Monday, October 24, 2005

Thoughts from class today

I'm playing devil's advocate here. Today in my rhetoric of emotions class we discussed our final paper that we have to write. I'm totally on board with it and ready to write, but something about the conversation made me question it. This is a class on Rhetoric of Emotion, Affect, and Motives. The final paper is an argumentative or persuasive paper. Donna showed us an abstract that she had written--which was awesome. She's been the first professor I've had to really talk about what to do. The proposal was excellent, slightly formal, although she used the first person. After reading the abstract, I wanted to read more. But the point is that isn't an argumentative or persuasive paper directly from the institutional and patriarchal handbook? We're using the framework condoned and supported by the institution--we're not hacking at all. The class is about rhetoric, emotion, affect, and motive and we will write in the cool, rational logic of argumentation.

Is there emotion in rhetorical modes? Don't you have to write differently when we are aware of emotion and affect? Our understandings of academic writing are socially constructed, so until we write an argumentative paper we will not have learned anything.

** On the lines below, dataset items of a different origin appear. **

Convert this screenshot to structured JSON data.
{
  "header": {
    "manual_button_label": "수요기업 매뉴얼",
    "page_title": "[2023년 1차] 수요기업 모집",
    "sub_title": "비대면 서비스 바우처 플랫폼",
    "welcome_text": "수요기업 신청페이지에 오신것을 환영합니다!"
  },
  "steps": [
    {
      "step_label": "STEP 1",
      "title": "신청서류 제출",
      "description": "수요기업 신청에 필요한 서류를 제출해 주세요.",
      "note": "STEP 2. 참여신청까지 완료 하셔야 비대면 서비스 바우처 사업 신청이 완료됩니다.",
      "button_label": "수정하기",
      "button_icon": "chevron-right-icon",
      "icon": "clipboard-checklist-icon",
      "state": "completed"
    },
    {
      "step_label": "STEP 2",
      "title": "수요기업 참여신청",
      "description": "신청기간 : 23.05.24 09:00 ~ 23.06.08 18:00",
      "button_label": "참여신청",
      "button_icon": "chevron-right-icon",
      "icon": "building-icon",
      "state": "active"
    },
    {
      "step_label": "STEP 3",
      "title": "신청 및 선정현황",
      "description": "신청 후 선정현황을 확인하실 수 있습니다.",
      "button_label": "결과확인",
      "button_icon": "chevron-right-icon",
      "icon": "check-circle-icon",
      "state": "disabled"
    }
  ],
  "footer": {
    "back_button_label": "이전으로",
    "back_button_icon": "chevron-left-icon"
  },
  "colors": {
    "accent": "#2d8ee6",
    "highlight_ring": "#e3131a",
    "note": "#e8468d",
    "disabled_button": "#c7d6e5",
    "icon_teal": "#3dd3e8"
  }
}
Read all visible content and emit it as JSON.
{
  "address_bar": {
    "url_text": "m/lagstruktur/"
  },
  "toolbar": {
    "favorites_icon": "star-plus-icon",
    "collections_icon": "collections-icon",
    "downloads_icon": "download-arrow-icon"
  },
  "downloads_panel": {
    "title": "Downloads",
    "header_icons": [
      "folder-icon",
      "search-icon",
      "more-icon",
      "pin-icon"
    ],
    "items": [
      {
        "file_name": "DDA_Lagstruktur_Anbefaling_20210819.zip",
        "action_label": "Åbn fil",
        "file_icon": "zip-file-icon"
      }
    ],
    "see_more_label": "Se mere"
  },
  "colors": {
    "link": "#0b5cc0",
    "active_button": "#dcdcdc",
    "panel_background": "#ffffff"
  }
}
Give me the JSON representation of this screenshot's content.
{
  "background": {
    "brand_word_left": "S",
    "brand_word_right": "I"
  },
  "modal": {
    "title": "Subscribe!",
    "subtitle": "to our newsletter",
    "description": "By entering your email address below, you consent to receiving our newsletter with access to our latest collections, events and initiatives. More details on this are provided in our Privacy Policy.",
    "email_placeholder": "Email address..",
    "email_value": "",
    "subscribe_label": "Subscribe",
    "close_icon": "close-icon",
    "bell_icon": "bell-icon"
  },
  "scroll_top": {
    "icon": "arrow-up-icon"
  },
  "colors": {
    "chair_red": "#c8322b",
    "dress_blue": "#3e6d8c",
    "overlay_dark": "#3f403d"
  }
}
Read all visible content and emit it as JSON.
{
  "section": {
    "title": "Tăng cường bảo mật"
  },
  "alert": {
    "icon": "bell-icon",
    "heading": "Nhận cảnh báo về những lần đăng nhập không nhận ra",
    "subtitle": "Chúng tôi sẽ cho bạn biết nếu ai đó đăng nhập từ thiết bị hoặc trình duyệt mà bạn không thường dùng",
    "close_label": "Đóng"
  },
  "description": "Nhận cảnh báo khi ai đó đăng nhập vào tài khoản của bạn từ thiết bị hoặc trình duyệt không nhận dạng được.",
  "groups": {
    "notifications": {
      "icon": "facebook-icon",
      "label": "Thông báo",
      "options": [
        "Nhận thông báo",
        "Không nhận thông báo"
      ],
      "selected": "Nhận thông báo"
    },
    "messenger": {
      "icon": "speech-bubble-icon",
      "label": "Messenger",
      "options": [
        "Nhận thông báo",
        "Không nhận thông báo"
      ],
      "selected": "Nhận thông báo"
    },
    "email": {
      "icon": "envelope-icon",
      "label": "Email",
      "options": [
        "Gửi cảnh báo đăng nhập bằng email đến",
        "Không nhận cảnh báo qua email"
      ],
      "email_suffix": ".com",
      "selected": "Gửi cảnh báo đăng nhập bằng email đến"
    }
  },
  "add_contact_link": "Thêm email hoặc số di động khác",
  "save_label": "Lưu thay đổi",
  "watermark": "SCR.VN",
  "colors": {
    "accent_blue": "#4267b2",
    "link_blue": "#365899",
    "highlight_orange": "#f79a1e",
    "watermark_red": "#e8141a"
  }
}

Today Maggie mentioned the fact that students feel shame in school. And I just wanted to say that is true for teachers as well. Pedagogical change or just changes in thinking for students can feel very threatening. I recently heard a teacher say she didn't want to try to have students write and read more (by choosing their own books) because they'll cheat, and anyway "I like the way my classroom is. It works for me." I guess the reason I mentioned this is that her reply was filled with anger. I'm wondering if her intellect is threatened. For her, it is more important to have kids one the same page, keeping on the same topic. I believe it is easier to control emotions when everyone is reading the same thing (and I think that many teachers feel like emotions are universal, so students will be thinking the same ideas about the novel. How many teachers ask the students to discover the "themes" of the novel for themselves?)

Is pedagogy arbitrary? Really? It's highly influenced by motives and control. Russell brought up Bertrand Russell's school. It didn't seem to work too well. If you want to have a class run itself, it's important that students listen to each other. Is it controlling if I explain to them different ways that they can listen and then respond? I don't think so. Okay, I'm rambling now.